En février 1917, le tsar est sur le front quand il reçoit la nouvelle de l’insurrection qui secoue la capitale, Petrograd. Une série d’événements improbables va conduire le souverain désemparé à se déposséder de sa couronne. (NB : pour des raisons de facilité de lecture, les dates sont traduites en calendrier occidental.)
Au commencement de 1917, recevant en audience Mikhaïl Rodzianko, président de la Douma, le tsar Nicolas II lui fait cet incroyable aveu de faiblesse : « Je me suis efforcé pendant vingt-deux ans de faire pour le mieux ; me serais-je tout le temps trompé ? » Le fait est que son règne, commencé en 1894, a connu bien des déboires, dont la désastreuse guerre de 1905 contre le Japon et la révolution consécutive, alors noyée dans le sang.
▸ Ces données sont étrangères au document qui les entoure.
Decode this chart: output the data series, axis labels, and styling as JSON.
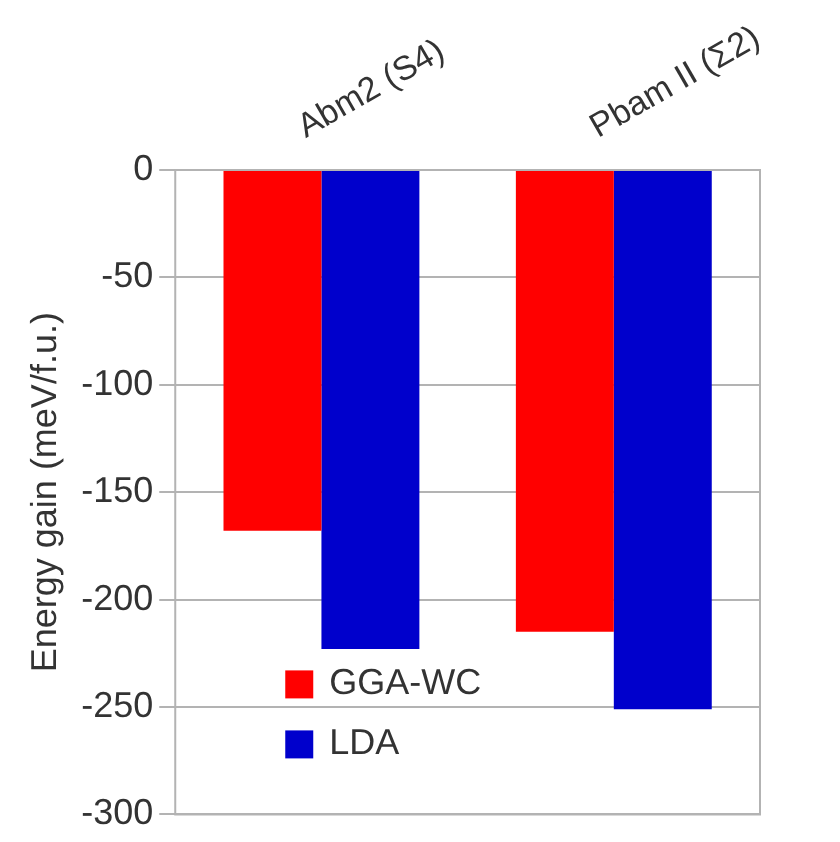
{
  "chart_data": {
    "type": "bar",
    "ylabel": "Energy gain (meV/f.u.)",
    "categories": [
      "Abm2 (S4)",
      "Pbam II (Σ2)"
    ],
    "series": [
      {
        "name": "GGA-WC",
        "color": "#ff0000",
        "values": [
          -168,
          -215
        ]
      },
      {
        "name": "LDA",
        "color": "#0000cc",
        "values": [
          -223,
          -251
        ]
      }
    ],
    "ylim": [
      -300,
      0
    ],
    "yticks": [
      0,
      -50,
      -100,
      -150,
      -200,
      -250,
      -300
    ],
    "grid": "y",
    "legend": "bottom left"
  }
}
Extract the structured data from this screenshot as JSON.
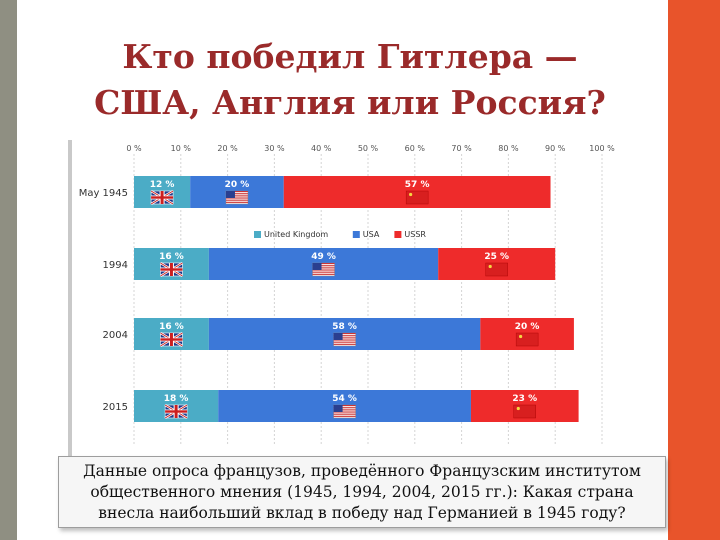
{
  "slide": {
    "title_line1": "Кто победил Гитлера —",
    "title_line2": "США, Англия или Россия?",
    "caption": "Данные опроса французов, проведённого Французским институтом общественного мнения (1945, 1994, 2004, 2015 гг.): Какая страна внесла наибольший вклад в победу над Германией в 1945 году?",
    "colors": {
      "left_bar": "#8f8f82",
      "right_bar": "#e8542b",
      "title": "#9a2a2a"
    }
  },
  "chart_data": {
    "type": "bar",
    "orientation": "horizontal",
    "stacked": true,
    "title": "",
    "xlabel": "",
    "ylabel": "",
    "xlim": [
      0,
      100
    ],
    "x_ticks": [
      "0 %",
      "10 %",
      "20 %",
      "30 %",
      "40 %",
      "50 %",
      "60 %",
      "70 %",
      "80 %",
      "90 %",
      "100 %"
    ],
    "categories": [
      "May 1945",
      "1994",
      "2004",
      "2015"
    ],
    "series": [
      {
        "name": "United Kingdom",
        "color": "#4bacc6",
        "flag": "uk-flag-icon",
        "values": [
          12,
          16,
          16,
          18
        ],
        "labels": [
          "12 %",
          "16 %",
          "16 %",
          "18 %"
        ]
      },
      {
        "name": "USA",
        "color": "#3c78d8",
        "flag": "us-flag-icon",
        "values": [
          20,
          49,
          58,
          54
        ],
        "labels": [
          "20 %",
          "49 %",
          "58 %",
          "54 %"
        ]
      },
      {
        "name": "USSR",
        "color": "#ee2b2b",
        "flag": "ussr-flag-icon",
        "values": [
          57,
          25,
          20,
          23
        ],
        "labels": [
          "57 %",
          "25 %",
          "20 %",
          "23 %"
        ]
      }
    ],
    "grid": true,
    "legend_position": "below-first-bar"
  }
}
Comble de malheur : le seul fils du couple impérial, le Tsarévitch Alexis, est atteint d’hémophilie. C’est pour tenter de résister à cette malédiction que le Tsar et, plus encore, son épouse ont fait entrer dans leur intimité le mage Raspoutine, dont les pouvoirs de guérisseur soulagent le Tsarévitch, mais dont l’influence politique grandissante, voire envahissante, dégrade l’image de la monarchie.
Mikhail V. Rodzianko (1859-1924, Président de la Douma).
Ses relations avec le couple impérial furent difficiles : il commandita une enquête sur les agissements de Raspoutine et s’opposa à toute intervention de la tsarine dans les affaires politiques de l’Etat. Il proposa de l’envoyer en exil en Crimée jusqu’à la fin de la guerre. Il désapprouva également la décision de Nicolas II de prendre le commandement de l’armée, et critique certains Ministres qu’il jugeait incompétents.
Le 21 août 1915, Nicolas II prend une décision lourde de conséquences : il démet son oncle le Grand-Duc Nicolas Nicolaevitch du commandement suprême de l’armée, qu’il assumera à sa place.
Grand-Duc Nicolas Nikolaievitch (1856-1929).
Après avoir été écarté du commandement suprême de l’armée, il prit le commandement de l’armée du Caucase. Respecté par ses hommes, aussi bien que par les personnalités politiques occidentales, il fut pressenti pour succéder à Nicolas II en tant que Tsar. Il refusa, estimant qu’en acceptant, il violerait son serment de fidélité au Tsar.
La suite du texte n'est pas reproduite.